Live performances to resume

Live+performances+to+resume

Georgia Goldberg

Performing arts return in-person this school year, though there will be modifications in rehearsal due to COVID-19. Classes and performances will remain as they previously were. Performing Arts Teacher Aaron Martin said while the school has developed a system to allow community members to attend performances, the Performing Arts Department is prepared to adjust COVID-19 protocol as circumstances in the county change.

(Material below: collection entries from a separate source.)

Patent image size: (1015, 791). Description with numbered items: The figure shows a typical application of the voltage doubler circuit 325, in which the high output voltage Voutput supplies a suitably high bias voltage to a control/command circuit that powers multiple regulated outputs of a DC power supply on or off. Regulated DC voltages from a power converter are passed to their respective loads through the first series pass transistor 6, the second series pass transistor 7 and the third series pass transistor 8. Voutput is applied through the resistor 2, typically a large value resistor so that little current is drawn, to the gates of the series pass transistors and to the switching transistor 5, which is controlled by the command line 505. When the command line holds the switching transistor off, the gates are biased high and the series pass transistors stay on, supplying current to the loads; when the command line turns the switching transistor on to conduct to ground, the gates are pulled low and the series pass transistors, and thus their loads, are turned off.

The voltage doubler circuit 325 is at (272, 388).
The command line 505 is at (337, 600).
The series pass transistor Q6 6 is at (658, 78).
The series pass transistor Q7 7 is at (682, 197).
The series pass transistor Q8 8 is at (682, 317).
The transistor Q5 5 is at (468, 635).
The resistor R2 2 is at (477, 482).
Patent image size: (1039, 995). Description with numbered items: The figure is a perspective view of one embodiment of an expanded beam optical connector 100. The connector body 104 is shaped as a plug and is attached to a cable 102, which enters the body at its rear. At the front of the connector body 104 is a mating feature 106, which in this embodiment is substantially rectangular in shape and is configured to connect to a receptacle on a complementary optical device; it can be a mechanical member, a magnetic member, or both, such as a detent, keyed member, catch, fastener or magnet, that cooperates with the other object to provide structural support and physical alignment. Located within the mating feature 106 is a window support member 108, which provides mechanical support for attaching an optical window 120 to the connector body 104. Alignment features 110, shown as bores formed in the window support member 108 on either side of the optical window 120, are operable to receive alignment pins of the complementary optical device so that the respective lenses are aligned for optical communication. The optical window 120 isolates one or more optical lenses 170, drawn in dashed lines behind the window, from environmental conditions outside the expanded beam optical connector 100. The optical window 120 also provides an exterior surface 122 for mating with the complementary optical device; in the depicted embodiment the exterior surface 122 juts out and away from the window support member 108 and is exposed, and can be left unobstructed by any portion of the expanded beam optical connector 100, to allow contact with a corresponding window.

“We aren’t yet certain how students and policies will change as these things progress, recess and change,” Martin said. “Currently our strategy is to be ready for everything while planning to restore as much normality as possible.”

 Martin said the department is working to offer theater attendees a hybrid version of productions, entailing both livestreamed performances and opportunities to join in-person audiences. 

“Arts being in person is pretty vital, especially when dealing with performing arts where, much like sports, we work in teams to create projects,” Martin said. “All of the physics, time and metaphysics that take place in those in-person processes make up much of those experiences.” 

 Performing Arts Teacher Queala Clancy said she is developing creative strategies to produce both prerecorded and live performances in this upcoming year.

 “I think it’s important to hold on to both methods,” Clancy said. “There’s this tangible energy when you’re in person, let alone on a stage embodying a story and then conveying the story to people. Any opportunity like this is just a very humanistic experience.”

 Kieran Cooper ’23 said she is excited to return to in-person performances because she thinks Zoom failed to mimic the energy of a physical performance and audience.

“After over a year of being online, [people are] more eager to go back to the way [live performance] used to be,” Cooper said. “[While performing], it is crucial to be able to have the connection with your peers that gets lost over Zoom.”

Echoing Cooper’s sentiment, Performing Arts Teacher Lisa Peters said she felt Zoom performances severed the connection between performers and audiences.

“There’s truly something magical about live performance [and] witnessing this thing that will only happen in that moment,” Peters said. “If you blink, it’s gone. That can’t be replicated in other forms.”